Hello all. My name is Luiz and I´m from Brazil. This is my first post at RFForum, so I´m a bit nervous about my poor English. I wonder if you all will even understand what I´m writing about. In advance I´m sorry for my spelling and grammar mistakes.
I´ve read this thread 2 times, and I´m using Eastman Kodak Double-X since 2010 and feels very happy with the results. I used to develop it with D96 but now I´m trying it with other chemicals, as I had some rolls scratched in my bulk loader (bad technique, I confess).

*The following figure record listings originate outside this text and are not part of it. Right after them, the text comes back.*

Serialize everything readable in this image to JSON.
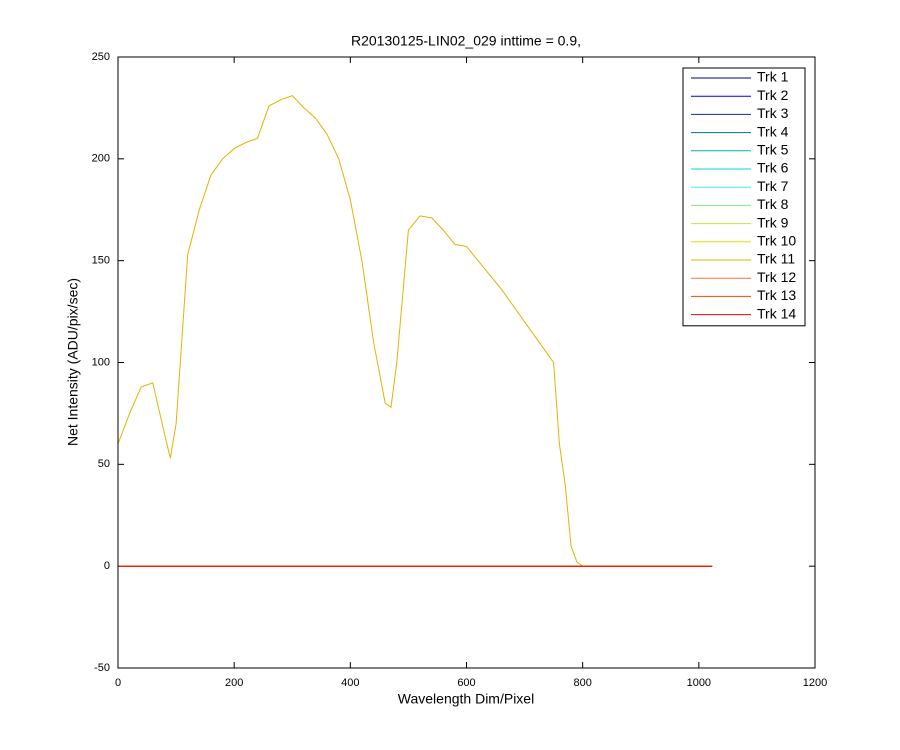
{
  "chart_data": {
    "type": "line",
    "title": "R20130125-LIN02_029 inttime = 0.9,",
    "xlabel": "Wavelength Dim/Pixel",
    "ylabel": "Net Intensity (ADU/pix/sec)",
    "xlim": [
      0,
      1200
    ],
    "xticks": [
      0,
      200,
      400,
      600,
      800,
      1000,
      1200
    ],
    "ylim": [
      -50,
      250
    ],
    "yticks": [
      -50,
      0,
      50,
      100,
      150,
      200,
      250
    ],
    "legend": "northeast",
    "x": [
      0,
      20,
      40,
      60,
      80,
      90,
      100,
      120,
      140,
      160,
      180,
      200,
      220,
      240,
      260,
      280,
      300,
      320,
      340,
      360,
      380,
      400,
      420,
      440,
      460,
      470,
      480,
      500,
      520,
      540,
      560,
      580,
      600,
      620,
      640,
      660,
      680,
      700,
      720,
      740,
      750,
      760,
      770,
      780,
      790,
      800,
      850,
      900,
      950,
      1000,
      1023
    ],
    "series": [
      {
        "name": "Trk 1",
        "color": "#00008f",
        "values": [
          0,
          0,
          0,
          0,
          0,
          0,
          0,
          0,
          0,
          0,
          0,
          0,
          0,
          0,
          0,
          0,
          0,
          0,
          0,
          0,
          0,
          0,
          0,
          0,
          0,
          0,
          0,
          0,
          0,
          0,
          0,
          0,
          0,
          0,
          0,
          0,
          0,
          0,
          0,
          0,
          0,
          0,
          0,
          0,
          0,
          0,
          0,
          0,
          0,
          0,
          0
        ]
      },
      {
        "name": "Trk 2",
        "color": "#0000cf",
        "values": [
          0,
          0,
          0,
          0,
          0,
          0,
          0,
          0,
          0,
          0,
          0,
          0,
          0,
          0,
          0,
          0,
          0,
          0,
          0,
          0,
          0,
          0,
          0,
          0,
          0,
          0,
          0,
          0,
          0,
          0,
          0,
          0,
          0,
          0,
          0,
          0,
          0,
          0,
          0,
          0,
          0,
          0,
          0,
          0,
          0,
          0,
          0,
          0,
          0,
          0,
          0
        ]
      },
      {
        "name": "Trk 3",
        "color": "#0030a0",
        "values": [
          0,
          0,
          0,
          0,
          0,
          0,
          0,
          0,
          0,
          0,
          0,
          0,
          0,
          0,
          0,
          0,
          0,
          0,
          0,
          0,
          0,
          0,
          0,
          0,
          0,
          0,
          0,
          0,
          0,
          0,
          0,
          0,
          0,
          0,
          0,
          0,
          0,
          0,
          0,
          0,
          0,
          0,
          0,
          0,
          0,
          0,
          0,
          0,
          0,
          0,
          0
        ]
      },
      {
        "name": "Trk 4",
        "color": "#007090",
        "values": [
          0,
          0,
          0,
          0,
          0,
          0,
          0,
          0,
          0,
          0,
          0,
          0,
          0,
          0,
          0,
          0,
          0,
          0,
          0,
          0,
          0,
          0,
          0,
          0,
          0,
          0,
          0,
          0,
          0,
          0,
          0,
          0,
          0,
          0,
          0,
          0,
          0,
          0,
          0,
          0,
          0,
          0,
          0,
          0,
          0,
          0,
          0,
          0,
          0,
          0,
          0
        ]
      },
      {
        "name": "Trk 5",
        "color": "#00b0c0",
        "values": [
          0,
          0,
          0,
          0,
          0,
          0,
          0,
          0,
          0,
          0,
          0,
          0,
          0,
          0,
          0,
          0,
          0,
          0,
          0,
          0,
          0,
          0,
          0,
          0,
          0,
          0,
          0,
          0,
          0,
          0,
          0,
          0,
          0,
          0,
          0,
          0,
          0,
          0,
          0,
          0,
          0,
          0,
          0,
          0,
          0,
          0,
          0,
          0,
          0,
          0,
          0
        ]
      },
      {
        "name": "Trk 6",
        "color": "#00d8e0",
        "values": [
          0,
          0,
          0,
          0,
          0,
          0,
          0,
          0,
          0,
          0,
          0,
          0,
          0,
          0,
          0,
          0,
          0,
          0,
          0,
          0,
          0,
          0,
          0,
          0,
          0,
          0,
          0,
          0,
          0,
          0,
          0,
          0,
          0,
          0,
          0,
          0,
          0,
          0,
          0,
          0,
          0,
          0,
          0,
          0,
          0,
          0,
          0,
          0,
          0,
          0,
          0
        ]
      },
      {
        "name": "Trk 7",
        "color": "#40f0e0",
        "values": [
          0,
          0,
          0,
          0,
          0,
          0,
          0,
          0,
          0,
          0,
          0,
          0,
          0,
          0,
          0,
          0,
          0,
          0,
          0,
          0,
          0,
          0,
          0,
          0,
          0,
          0,
          0,
          0,
          0,
          0,
          0,
          0,
          0,
          0,
          0,
          0,
          0,
          0,
          0,
          0,
          0,
          0,
          0,
          0,
          0,
          0,
          0,
          0,
          0,
          0,
          0
        ]
      },
      {
        "name": "Trk 8",
        "color": "#80e880",
        "values": [
          0,
          0,
          0,
          0,
          0,
          0,
          0,
          0,
          0,
          0,
          0,
          0,
          0,
          0,
          0,
          0,
          0,
          0,
          0,
          0,
          0,
          0,
          0,
          0,
          0,
          0,
          0,
          0,
          0,
          0,
          0,
          0,
          0,
          0,
          0,
          0,
          0,
          0,
          0,
          0,
          0,
          0,
          0,
          0,
          0,
          0,
          0,
          0,
          0,
          0,
          0
        ]
      },
      {
        "name": "Trk 9",
        "color": "#c0e840",
        "values": [
          0,
          0,
          0,
          0,
          0,
          0,
          0,
          0,
          0,
          0,
          0,
          0,
          0,
          0,
          0,
          0,
          0,
          0,
          0,
          0,
          0,
          0,
          0,
          0,
          0,
          0,
          0,
          0,
          0,
          0,
          0,
          0,
          0,
          0,
          0,
          0,
          0,
          0,
          0,
          0,
          0,
          0,
          0,
          0,
          0,
          0,
          0,
          0,
          0,
          0,
          0
        ]
      },
      {
        "name": "Trk 10",
        "color": "#e0e000",
        "values": [
          0,
          0,
          0,
          0,
          0,
          0,
          0,
          0,
          0,
          0,
          0,
          0,
          0,
          0,
          0,
          0,
          0,
          0,
          0,
          0,
          0,
          0,
          0,
          0,
          0,
          0,
          0,
          0,
          0,
          0,
          0,
          0,
          0,
          0,
          0,
          0,
          0,
          0,
          0,
          0,
          0,
          0,
          0,
          0,
          0,
          0,
          0,
          0,
          0,
          0,
          0
        ]
      },
      {
        "name": "Trk 11",
        "color": "#e8b000",
        "values": [
          60,
          75,
          88,
          90,
          65,
          53,
          70,
          153,
          175,
          192,
          200,
          205,
          208,
          210,
          226,
          229,
          231,
          225,
          220,
          212,
          200,
          180,
          150,
          110,
          80,
          78,
          100,
          165,
          172,
          171,
          165,
          158,
          157,
          150,
          143,
          136,
          128,
          120,
          112,
          104,
          100,
          60,
          40,
          10,
          2,
          0,
          0,
          0,
          0,
          0,
          0
        ]
      },
      {
        "name": "Trk 12",
        "color": "#ff7030",
        "values": [
          0,
          0,
          0,
          0,
          0,
          0,
          0,
          0,
          0,
          0,
          0,
          0,
          0,
          0,
          0,
          0,
          0,
          0,
          0,
          0,
          0,
          0,
          0,
          0,
          0,
          0,
          0,
          0,
          0,
          0,
          0,
          0,
          0,
          0,
          0,
          0,
          0,
          0,
          0,
          0,
          0,
          0,
          0,
          0,
          0,
          0,
          0,
          0,
          0,
          0,
          0
        ]
      },
      {
        "name": "Trk 13",
        "color": "#ff4000",
        "values": [
          0,
          0,
          0,
          0,
          0,
          0,
          0,
          0,
          0,
          0,
          0,
          0,
          0,
          0,
          0,
          0,
          0,
          0,
          0,
          0,
          0,
          0,
          0,
          0,
          0,
          0,
          0,
          0,
          0,
          0,
          0,
          0,
          0,
          0,
          0,
          0,
          0,
          0,
          0,
          0,
          0,
          0,
          0,
          0,
          0,
          0,
          0,
          0,
          0,
          0,
          0
        ]
      },
      {
        "name": "Trk 14",
        "color": "#ee0000",
        "values": [
          0,
          0,
          0,
          0,
          0,
          0,
          0,
          0,
          0,
          0,
          0,
          0,
          0,
          0,
          0,
          0,
          0,
          0,
          0,
          0,
          0,
          0,
          0,
          0,
          0,
          0,
          0,
          0,
          0,
          0,
          0,
          0,
          0,
          0,
          0,
          0,
          0,
          0,
          0,
          0,
          0,
          0,
          0,
          0,
          0,
          0,
          0,
          0,
          0,
          0,
          0
        ]
      }
    ]
  }
}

First of all I was using D23 plus water bath, with not-so-nice results. Now I got all chemistries and tryed it with Diafine formula provided at Anchell´s Darkroom Cookbook. We don´t have the original Diafine here in Brazil. These are the results I got from my test.
I think it´s not necessary to write about this developer as you all may know it, but for those who aren´t aware of Diafine, this is a good review:
http://www.blackandwhitefineart.net/2011/01/diafine/
Having a ISO about 250, this negative it´s not a all-around film but I´m looking for a cheaper substitute for Tri-X (US$ 15,00/36 exp roll in Brazil). As this film is thicker than most of negatives I thought it would be a nice candidate for Diafine, that requires the negative to be soaked in bath A to be developed by the alkali in bath B. So, let´s give it a try!
The negative was developed for 4 minutes in every solution and the agitation scheme was 30s initially and 2 inversions every 30s for bath A and 2 inversions every minute in bath B. Don´t ask why I made it different, just seemed to be the right thing to do.
This is the test. I shoot with a Pentax ME Super and a 50 1.4 lens, metered in-camera. The scan is a Plustek Opticfilm 7400 with Vuescan, 2400 DPI, one pass.
A) MDF board (don´t know if you imagine what´s this, it´s a wood-like board used in furniture here in Brazil), metered as medium-gray (zone 5) and closed 2 stops (to zone 3), to see if the negative could retain all details. The intention was to verify the developer´s push capacity. All images are straight out the scan (less contrasted and darker than normal) but there is margin for post-processing on all of them, because there aren´t clipped shadows.
Conclusion: Nice detail retention till "1200" and usable till 1600. Very good for a 250 ISO negative.
B) Low contrast situation: I would like to see detail retention in bright places, grain size/shape, details in darker places and where I could get the most pleasant contrast curve/ISO. Images edited just to get more pleasant, simulating a real world film situation usage.
Conclusion: Low contrast scenes with bright tones predominance could be shooted till ISO 1600. Those situations might not need high ISOS (there is enough light) but we may use ISO 1600 and close the diafragm for depth of field control or high speeds for moving subjects. The best contrast curve was at ISO 800, and the grain was less dominant till 800 also. Again, 1600 might be used.